Alan D'Andrea, MD, director of Dana-Farber's Susan F. Smith Center for Women's Cancers and the Center for DNA Damage and Repair, is also pursuing a novel PARP inhibitor combination, pairing the drug with novobiocin, an antibiotic developed in the 1950's. Novobiocin is no longer prescribed for humans but is commonly used in animals. Dr. D'Andrea and his colleagues identified it in a screen for chemical compounds that could halt the growth of BRCA-deficient tumors while sparing healthy cells.

Now, Dana-Farber researchers are launching a clinical trial to study novobiocin in patients with BRCA-deficient cancers, including ovarian tumors, that have developed resistance to PARP inhibitors. "This strategy for overcoming PARP inhibitor resistance is deeply rooted in our research on the BRCA pathway," said Dr.
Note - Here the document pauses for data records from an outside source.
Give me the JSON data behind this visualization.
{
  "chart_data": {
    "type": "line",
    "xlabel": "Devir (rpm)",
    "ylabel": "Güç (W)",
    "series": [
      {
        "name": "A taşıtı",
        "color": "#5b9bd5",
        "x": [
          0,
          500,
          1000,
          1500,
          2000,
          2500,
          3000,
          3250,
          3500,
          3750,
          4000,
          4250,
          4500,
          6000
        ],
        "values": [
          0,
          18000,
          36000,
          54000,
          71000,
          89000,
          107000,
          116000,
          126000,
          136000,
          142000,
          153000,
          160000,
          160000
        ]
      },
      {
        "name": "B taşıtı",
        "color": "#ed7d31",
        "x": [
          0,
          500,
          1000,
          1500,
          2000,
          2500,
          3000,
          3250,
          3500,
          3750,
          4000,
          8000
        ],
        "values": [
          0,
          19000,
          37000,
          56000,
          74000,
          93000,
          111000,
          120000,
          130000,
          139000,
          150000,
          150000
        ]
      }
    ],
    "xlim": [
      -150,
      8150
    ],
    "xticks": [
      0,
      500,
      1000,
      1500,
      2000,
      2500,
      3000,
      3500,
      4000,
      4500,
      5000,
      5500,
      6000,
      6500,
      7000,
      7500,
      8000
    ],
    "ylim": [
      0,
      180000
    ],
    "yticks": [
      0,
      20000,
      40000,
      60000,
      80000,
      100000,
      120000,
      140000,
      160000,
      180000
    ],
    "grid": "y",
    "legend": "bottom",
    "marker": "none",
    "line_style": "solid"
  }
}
D'Andrea. "It's exciting to see this work moving forward."

Novobiocin, together with the various other PARP inhibitor drug combinations now under development, mark the beginning of a new era in ovarian cancer treatment.
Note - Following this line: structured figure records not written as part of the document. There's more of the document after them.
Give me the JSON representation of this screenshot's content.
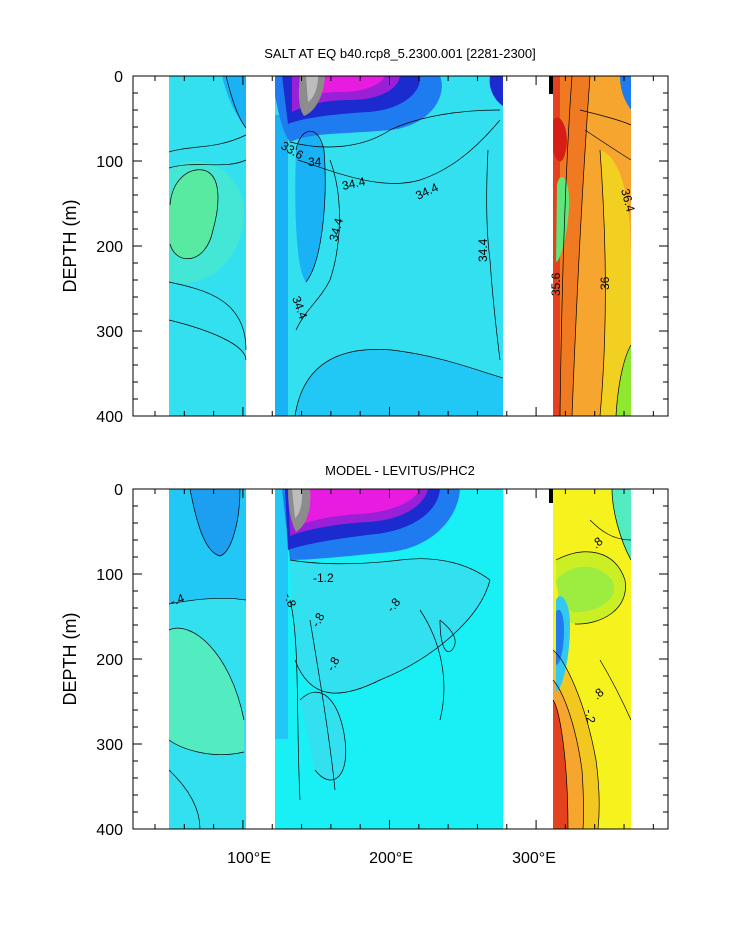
{
  "chart_data": [
    {
      "type": "contour",
      "title": "SALT AT EQ b40.rcp8_5.2300.001 [2281-2300]",
      "ylabel": "DEPTH (m)",
      "xlabel": "",
      "xlim": [
        25,
        390
      ],
      "ylim": [
        0,
        400
      ],
      "y_inverted": true,
      "yticks": [
        "0",
        "100",
        "200",
        "300",
        "400"
      ],
      "xticks": [],
      "contour_labels": [
        "33.6",
        "34",
        "34.4",
        "34.4",
        "34.4",
        "34.4",
        "34.4",
        "34.4",
        "35.6",
        "36",
        "36.4"
      ]
    },
    {
      "type": "contour",
      "title": "MODEL - LEVITUS/PHC2",
      "ylabel": "DEPTH (m)",
      "xlabel": "",
      "xlim": [
        25,
        390
      ],
      "ylim": [
        0,
        400
      ],
      "y_inverted": true,
      "yticks": [
        "0",
        "100",
        "200",
        "300",
        "400"
      ],
      "xticks": [
        "100°E",
        "200°E",
        "300°E"
      ],
      "contour_labels": [
        "-.4",
        "-1.2",
        "-.8",
        "-.8",
        "-.8",
        "-.8",
        "-.8",
        "-.2",
        ".8",
        ".8"
      ]
    }
  ]
}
"The post-PARP-inhibitor age is here," said Dr. Liu. "We're learning more every day about what makes these drugs work or not work, and there are a variety of strategies now being pursued to overcome therapeutic resistance."

Dr. Matulonis added, "It's been so gratifying to see ovarian cancer treatment undergo such a fundamental shift with progress being made. There is a palpable sense of urgency for developing new treatment strategies for patients with ovarian cancer; the possibilities are truly endless."

Disclosure of Advisory Roles and Certain Industry Support

Dana-Farber is committed to ensuring the veracity of research conducted under its oversight and follows strict policies and procedures to ensure its research meets the highest ethical standards. Here are the significant board memberships, outside support, and advisory roles as reported by physicians and researchers in this article:

  • Joyce Liu, MD, MPH, serves on advisory boards for AstraZeneca, Clovis, GlaxoSmithKline, Merck.
  • Ursula Matulonis, MD, has served in a consulting role for AstraZeneca, GlaxoSmithKline, Merck, and Novartis.
  • Panagiotis Konstantinopoulos, MD, PhD, served on an advisory board for the olaparib treatment and is a member of a scientific advisory board for AstraZeneca.